Mary M   Posted: March 20, 2009 11:34 AM
Colleen and Rev Phil miss the point of the article, I think. I doubt Mark was saying anything at all about how the AIG scandal should be handled; he stated as much. This article is like many of Jesus' parables. If you miss the main point and try to draw parallels to the details of the story, you end up making wrong-headed conclusions. A good example is Jesus' parable of the vineyard owner who paid the people who had worked all day what he promised them and then paid the latecomers who only worked a couple hours the same amount. Jesus was not giving advice on business practices. His point was that the owner was giving those latecomers not what they deserved, but what they needed to survive for another day. He was dispensing grace, and the ones who worked based on merit didn't understand that. Likewise, Mark was not drawing conclusions about what should be done with AIG based on the Gospel; he was using the unfairness of the AIG scandal to point to the scandal of the cross.

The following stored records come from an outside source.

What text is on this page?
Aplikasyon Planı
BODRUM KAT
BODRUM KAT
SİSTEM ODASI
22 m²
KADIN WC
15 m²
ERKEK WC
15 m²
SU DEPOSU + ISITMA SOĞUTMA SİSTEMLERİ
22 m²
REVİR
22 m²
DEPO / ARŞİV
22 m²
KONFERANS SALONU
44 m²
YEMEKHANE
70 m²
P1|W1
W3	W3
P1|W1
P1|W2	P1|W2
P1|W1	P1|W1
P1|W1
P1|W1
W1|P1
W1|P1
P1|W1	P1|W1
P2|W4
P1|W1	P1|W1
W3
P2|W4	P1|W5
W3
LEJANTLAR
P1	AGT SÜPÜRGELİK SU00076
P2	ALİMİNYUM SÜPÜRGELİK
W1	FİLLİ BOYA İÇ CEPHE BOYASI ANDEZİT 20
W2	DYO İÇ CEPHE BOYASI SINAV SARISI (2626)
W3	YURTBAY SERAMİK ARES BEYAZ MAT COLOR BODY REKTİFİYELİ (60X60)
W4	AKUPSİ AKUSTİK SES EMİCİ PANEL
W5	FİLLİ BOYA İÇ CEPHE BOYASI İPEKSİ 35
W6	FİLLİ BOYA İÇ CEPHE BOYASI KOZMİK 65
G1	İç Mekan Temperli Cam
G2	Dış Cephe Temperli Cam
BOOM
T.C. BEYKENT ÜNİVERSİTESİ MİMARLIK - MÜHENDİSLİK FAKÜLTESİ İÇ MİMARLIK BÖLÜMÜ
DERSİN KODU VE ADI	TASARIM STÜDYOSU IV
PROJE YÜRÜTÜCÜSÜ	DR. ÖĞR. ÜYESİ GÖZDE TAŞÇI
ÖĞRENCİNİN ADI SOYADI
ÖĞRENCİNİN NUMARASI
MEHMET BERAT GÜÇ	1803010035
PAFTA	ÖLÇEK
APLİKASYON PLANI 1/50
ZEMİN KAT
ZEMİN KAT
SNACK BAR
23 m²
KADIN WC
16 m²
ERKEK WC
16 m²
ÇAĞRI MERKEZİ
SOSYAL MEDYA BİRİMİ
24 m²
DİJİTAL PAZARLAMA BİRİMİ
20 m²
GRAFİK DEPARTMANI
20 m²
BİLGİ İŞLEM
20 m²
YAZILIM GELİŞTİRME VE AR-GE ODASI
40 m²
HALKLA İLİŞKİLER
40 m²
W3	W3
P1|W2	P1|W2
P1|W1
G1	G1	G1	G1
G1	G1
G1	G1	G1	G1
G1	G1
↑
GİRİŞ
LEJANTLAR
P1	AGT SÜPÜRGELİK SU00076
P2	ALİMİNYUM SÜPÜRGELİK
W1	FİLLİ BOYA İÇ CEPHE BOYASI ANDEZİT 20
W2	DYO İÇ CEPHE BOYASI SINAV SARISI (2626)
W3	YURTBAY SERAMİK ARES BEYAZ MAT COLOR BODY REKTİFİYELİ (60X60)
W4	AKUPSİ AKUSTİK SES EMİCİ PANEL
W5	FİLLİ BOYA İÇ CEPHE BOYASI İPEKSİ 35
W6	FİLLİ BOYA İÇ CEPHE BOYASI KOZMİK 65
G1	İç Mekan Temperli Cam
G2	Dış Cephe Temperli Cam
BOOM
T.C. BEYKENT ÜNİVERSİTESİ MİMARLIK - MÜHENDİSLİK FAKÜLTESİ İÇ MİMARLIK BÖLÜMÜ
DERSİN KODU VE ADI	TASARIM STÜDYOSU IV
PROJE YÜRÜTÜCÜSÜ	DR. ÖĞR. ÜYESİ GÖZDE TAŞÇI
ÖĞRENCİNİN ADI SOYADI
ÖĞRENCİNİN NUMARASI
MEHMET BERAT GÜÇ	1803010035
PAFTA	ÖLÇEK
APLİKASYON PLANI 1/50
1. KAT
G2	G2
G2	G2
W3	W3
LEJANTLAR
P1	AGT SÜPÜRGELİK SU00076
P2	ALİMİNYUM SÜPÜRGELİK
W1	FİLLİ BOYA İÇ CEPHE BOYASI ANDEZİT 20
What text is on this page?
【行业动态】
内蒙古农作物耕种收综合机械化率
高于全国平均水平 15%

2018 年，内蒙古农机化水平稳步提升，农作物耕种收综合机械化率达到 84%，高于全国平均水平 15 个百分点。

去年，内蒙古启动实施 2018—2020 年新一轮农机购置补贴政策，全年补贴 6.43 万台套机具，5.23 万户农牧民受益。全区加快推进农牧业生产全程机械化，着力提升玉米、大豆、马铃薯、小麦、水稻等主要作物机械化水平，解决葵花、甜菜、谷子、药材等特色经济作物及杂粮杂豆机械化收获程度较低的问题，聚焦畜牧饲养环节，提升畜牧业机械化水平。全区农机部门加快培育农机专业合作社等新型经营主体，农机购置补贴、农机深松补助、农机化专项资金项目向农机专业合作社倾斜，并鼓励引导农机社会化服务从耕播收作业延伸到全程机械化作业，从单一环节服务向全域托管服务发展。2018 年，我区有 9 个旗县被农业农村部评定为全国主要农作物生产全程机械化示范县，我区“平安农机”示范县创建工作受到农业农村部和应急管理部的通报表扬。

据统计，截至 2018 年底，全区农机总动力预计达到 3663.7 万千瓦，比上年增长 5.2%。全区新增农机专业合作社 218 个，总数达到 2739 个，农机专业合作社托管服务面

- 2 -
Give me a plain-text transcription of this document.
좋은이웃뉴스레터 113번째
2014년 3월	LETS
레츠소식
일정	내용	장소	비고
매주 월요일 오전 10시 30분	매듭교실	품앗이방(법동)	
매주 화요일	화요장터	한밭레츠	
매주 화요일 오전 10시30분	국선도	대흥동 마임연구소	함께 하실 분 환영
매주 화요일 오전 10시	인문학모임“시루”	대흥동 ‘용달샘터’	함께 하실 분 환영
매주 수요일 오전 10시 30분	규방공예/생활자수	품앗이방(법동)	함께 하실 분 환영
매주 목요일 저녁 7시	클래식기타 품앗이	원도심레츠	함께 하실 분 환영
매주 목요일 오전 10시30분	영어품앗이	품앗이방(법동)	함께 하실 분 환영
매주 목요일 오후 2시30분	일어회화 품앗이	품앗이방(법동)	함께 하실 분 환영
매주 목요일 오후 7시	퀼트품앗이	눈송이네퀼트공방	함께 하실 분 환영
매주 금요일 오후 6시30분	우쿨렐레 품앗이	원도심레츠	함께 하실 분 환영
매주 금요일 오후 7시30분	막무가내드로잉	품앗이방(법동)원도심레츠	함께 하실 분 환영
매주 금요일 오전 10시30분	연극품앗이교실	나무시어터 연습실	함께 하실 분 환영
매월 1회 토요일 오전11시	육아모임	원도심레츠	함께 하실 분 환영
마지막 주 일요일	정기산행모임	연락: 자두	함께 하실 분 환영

tekel   Posted: March 20, 2009 11:17 AM
There sure is a lot of pot calling the kettle black on this topic. The AIG bonuses are a non-issue. The greater issue is the US gov't mismanagment of this nation. Our "elected" officials make Enron look like mere kids play. When was the last time the USA was actually in the black? And don't tell me Clinton. He cooked the books by bankrupting social security and simply moving the gapping hole to another ledger. As far as I am concerned, the manipulated media is trying to find a sufficient enough scapegoat to placate and keep American's off the real root of our problems, an elitist oligarchy that has corporitized the USA into the NAU and sees it's populis as mere sheep to be shorn for globalism.

Noreen   Posted: March 20, 2009 11:05 AM
Please, tell the author to save his outrage for Obama and Dodd. They knew about these "bonuses"; indeed Dodd authored the amendment to the (first) Porkapalooza "bail-out" which made an exception which allowed them (the bonuses). Just more hokum from President HopenChange.

Roger   Posted: March 20, 2009 11:01 AM
A very superficial treatment of a complex issue. You are attempting to institute class warfare. Many hard-working people who have accrued bonuses over several years will end up having to pay more in Social Security and Medicare tax than they will receive.the real culprit are the people in Congress who only respond to the rhetoric of the moment.

Leland   Posted: March 20, 2009 10:55 AM
The moral outrage should be for a Congress that gave tax-payer money to a buisness that, as you have described, was headed toward collapse. Why give money to a business that has shown it does not know how to conduct business? Where is the moral outrage over our politicans and a president who has shown little leadership and a desire to pay off those who put them in office? There would be no outrage from Washington were it not for the public. The populist game is full steam ahead.